Personne n'a pensé à prévoir un interprète vers… nos sténotypistes.

Qu'à cela ne tienne. Armés du texte de la présentatrice, d'une connexion internet et d'une bonne dose de sang-froid, nos collègues ont assuré eux-mêmes une traduction à la volée, phrase par phrase, avec copier-coller en temps réel pour afficher le tout comme un sous-titrage classique. Puis est venue la session de questions-réponses, en français cette fois, mais avec des réponses en anglais à retranscrire instantanément en français.

"On avait de la fumée qui nous sortait des oreilles", résume sobrement l'un des protagonistes.

Mission accomplie. Dans la salle ce jour-là, il y avait aussi Lara Fabian. Journée ordinaire dans l'extraordinaire, donc.


Six heures de procès, un banc en plastique, et pas de table

Dans le registre des conditions de travail mémorables, difficile de ne pas évoquer cette mission fleuve dans le cadre d'une longue procédure judiciaire impliquant un grand opérateur ferroviaire national. Six heures de séance par jour. Des débats d'une technicité redoutable. Une interdiction formelle d'enregistrer le son. Et un rendu en temps réel exigé en fin de séance.

Le tout… assis sur un vieux banc en plastique, sans table dédiée. Pour un métier qui exige concentration absolue et posture stable, on a connu plus ergonomique. Mais la prestation a été livrée, dans les temps et sans faute, comme toujours.

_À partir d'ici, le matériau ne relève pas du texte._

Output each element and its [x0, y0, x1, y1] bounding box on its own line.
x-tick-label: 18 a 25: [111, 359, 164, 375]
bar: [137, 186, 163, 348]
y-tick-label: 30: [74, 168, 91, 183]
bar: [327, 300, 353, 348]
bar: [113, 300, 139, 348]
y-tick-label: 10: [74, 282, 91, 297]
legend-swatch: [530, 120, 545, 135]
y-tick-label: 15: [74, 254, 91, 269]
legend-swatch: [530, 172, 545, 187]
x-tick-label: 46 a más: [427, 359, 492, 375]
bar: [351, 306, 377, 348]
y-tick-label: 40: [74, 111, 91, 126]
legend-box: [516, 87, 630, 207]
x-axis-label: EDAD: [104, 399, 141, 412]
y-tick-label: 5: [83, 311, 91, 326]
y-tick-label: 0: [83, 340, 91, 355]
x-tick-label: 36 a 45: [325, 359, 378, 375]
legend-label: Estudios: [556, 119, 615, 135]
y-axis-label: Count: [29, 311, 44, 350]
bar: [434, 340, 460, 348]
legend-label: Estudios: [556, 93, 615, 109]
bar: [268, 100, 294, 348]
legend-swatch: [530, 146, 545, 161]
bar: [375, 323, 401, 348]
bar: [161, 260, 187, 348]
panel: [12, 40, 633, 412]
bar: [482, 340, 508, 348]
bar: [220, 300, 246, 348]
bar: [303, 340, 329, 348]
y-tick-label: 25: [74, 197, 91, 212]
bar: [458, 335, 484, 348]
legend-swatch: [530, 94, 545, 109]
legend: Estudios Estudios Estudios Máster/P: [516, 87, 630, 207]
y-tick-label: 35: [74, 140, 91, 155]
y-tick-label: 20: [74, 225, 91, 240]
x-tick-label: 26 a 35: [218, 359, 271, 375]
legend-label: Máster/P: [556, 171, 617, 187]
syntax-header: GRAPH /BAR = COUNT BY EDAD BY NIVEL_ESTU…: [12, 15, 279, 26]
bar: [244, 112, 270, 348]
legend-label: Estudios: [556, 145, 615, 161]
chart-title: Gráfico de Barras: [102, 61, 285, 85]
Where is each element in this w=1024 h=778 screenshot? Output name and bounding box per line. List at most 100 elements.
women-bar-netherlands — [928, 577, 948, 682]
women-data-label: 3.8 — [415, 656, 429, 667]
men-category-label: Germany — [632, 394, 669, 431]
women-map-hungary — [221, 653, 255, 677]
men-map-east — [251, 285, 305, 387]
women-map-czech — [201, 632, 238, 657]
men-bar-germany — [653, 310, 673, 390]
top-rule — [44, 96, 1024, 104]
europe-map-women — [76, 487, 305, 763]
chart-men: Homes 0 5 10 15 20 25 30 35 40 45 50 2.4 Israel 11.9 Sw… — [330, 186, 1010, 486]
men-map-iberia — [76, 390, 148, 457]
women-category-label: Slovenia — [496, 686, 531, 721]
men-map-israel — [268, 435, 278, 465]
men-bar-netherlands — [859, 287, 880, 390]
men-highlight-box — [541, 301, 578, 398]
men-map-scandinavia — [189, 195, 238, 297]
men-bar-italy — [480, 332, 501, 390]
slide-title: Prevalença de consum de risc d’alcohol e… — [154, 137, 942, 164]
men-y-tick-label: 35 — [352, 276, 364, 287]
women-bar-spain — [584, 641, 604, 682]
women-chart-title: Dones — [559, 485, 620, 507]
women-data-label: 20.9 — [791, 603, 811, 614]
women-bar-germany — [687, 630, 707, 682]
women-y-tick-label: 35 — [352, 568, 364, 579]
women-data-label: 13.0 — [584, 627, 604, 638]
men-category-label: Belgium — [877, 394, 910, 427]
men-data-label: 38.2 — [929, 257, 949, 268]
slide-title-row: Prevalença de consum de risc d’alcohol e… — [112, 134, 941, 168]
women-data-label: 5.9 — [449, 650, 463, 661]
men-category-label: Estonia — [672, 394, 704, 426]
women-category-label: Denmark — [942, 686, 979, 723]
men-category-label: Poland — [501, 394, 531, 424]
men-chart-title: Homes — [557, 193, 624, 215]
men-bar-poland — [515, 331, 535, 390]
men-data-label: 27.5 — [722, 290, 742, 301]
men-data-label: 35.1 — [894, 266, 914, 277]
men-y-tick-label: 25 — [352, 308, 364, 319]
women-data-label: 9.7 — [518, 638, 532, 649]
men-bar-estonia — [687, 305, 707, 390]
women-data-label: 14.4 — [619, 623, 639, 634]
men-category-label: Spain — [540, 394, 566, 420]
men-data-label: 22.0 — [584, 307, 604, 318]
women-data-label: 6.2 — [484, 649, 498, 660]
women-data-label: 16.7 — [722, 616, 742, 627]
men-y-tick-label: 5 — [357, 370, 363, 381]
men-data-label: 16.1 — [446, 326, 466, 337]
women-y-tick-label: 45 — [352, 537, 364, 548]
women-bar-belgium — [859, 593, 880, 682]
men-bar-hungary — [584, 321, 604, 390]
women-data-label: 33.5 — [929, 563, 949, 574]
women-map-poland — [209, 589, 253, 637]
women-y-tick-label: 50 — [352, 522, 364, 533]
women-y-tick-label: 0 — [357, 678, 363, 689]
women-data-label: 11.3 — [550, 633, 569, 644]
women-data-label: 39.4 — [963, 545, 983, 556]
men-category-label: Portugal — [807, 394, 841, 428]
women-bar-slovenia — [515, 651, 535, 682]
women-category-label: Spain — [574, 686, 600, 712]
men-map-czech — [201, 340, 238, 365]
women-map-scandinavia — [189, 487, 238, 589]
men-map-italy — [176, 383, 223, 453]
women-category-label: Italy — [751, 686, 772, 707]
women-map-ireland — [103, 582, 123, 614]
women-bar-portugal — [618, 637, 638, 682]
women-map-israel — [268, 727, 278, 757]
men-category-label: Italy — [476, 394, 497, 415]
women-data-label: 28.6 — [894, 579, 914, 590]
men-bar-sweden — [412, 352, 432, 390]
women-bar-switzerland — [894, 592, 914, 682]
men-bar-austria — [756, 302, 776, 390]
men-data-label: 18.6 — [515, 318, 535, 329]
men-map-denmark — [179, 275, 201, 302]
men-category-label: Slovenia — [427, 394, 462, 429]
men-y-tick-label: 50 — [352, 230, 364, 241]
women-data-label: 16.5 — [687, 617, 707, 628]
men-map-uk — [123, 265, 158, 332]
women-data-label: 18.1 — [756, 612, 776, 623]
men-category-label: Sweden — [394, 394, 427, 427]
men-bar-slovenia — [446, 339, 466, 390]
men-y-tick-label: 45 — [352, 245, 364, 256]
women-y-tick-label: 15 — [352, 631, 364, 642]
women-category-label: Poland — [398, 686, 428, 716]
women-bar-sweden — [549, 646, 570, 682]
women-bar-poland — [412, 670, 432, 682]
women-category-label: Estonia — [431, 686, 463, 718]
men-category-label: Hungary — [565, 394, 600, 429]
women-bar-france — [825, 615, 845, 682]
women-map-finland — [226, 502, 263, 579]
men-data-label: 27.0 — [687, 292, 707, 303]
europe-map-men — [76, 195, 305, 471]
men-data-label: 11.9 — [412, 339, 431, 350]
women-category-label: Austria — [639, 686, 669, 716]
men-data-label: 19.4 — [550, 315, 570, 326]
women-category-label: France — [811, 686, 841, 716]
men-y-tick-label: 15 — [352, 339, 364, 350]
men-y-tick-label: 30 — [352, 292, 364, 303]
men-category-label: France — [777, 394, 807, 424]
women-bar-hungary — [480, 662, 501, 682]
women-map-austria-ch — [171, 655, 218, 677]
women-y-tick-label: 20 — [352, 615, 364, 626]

9h du matin jusqu'à 3h du matin — et des interprètes qui chuchotent

Quand on parle de longues journées, certaines de nos collègues pourraient écrire un roman. Dont cette mission en province, partie de 9h du matin pour s'achever à… 3h du matin. Dix-huit heures de session, avec pour seul accompagnement sonore des interprètes murmurant sans cabine d'isolation. La prise de note en continu, dans ces conditions acoustiques et de fatigue, relève de l'exploit sportif autant que professionnel.


Assignée jusqu'à 23h

Dans un contexte social particulièrement tendu, l'une de nos sténotypistes s'est un jour retrouvée bloquée en salle de réunion jusqu'à 23h — les représentants syndicaux ayant décidé de ne pas lever la séance tant qu'un accord n'aurait pas été trouvé avec la Direction. Personne ne partait. Elle non plus, donc.

Neutralité, discrétion, patience : les maîtres-mots du métier, poussés ce soir-là dans leurs derniers retranchements.


Le porte-voix dans les oreilles

Toujours dans un climat social électrique, un autre épisode restera gravé dans les mémoires. Un délégué syndical, visiblement peu enthousiaste à l'idée de voir les débats consignés par écrit, a choisi une méthode radicale : braquer un porte-voix directement dans l'oreille de la sténotypiste pour l'empêcher de prendre correctement ses notes.

La tactique était, disons, créative. Elle n'a pas fonctionné.


Quand le quotidien dépasse la fiction

Certains de nos collègues ont une carrière qui ressemble à un scénario de série télévisée. Au fil des années et des missions, ils ont pu observer ou gérer : des tentatives de séquestration, des œufs lancés dans les couloirs, des manifestations improvisées, des envahissements de salle, ou encore des pétards qui éclatent à quelques mètres de leur poste de travail. L'un d'eux s'est même retrouvé oublié dans une salle après la fin de la réunion, ou bloqué dans des toilettes.

On leur a demandé de noter les émotions des intervenants entre parenthèses — "d'un ton irrité", "en colère" — comme des didascalies de pièces de théâtre. On les a pris pour des journalistes sur des sites en grève. Une personne a tenté de passer par une fenêtre. Une autre a jugé bon de montrer ses fesses à la Direction.

Ils ont tout noté. Professionnellement.


Ce métier, en quelques mots

Derrière chaque compte rendu livré dans les temps, chaque sous-titrage réussi en direct, chaque procès-verbal rendu en fin de séance après six heures de débats techniques, il y a des hommes et des femmes qui s'adaptent en silence à des situations que personne n'avait anticipées — ni dans le contrat, ni dans le brief, ni dans leurs pires cauchemars.

C'est ça aussi, la sténotypie. Un métier de l'ombre, de la précision et, on peut le dire maintenant, d'une résilience à toute épreuve.

Et si demain un client nous demande de taper moins vite… on sourira. Intérieurement.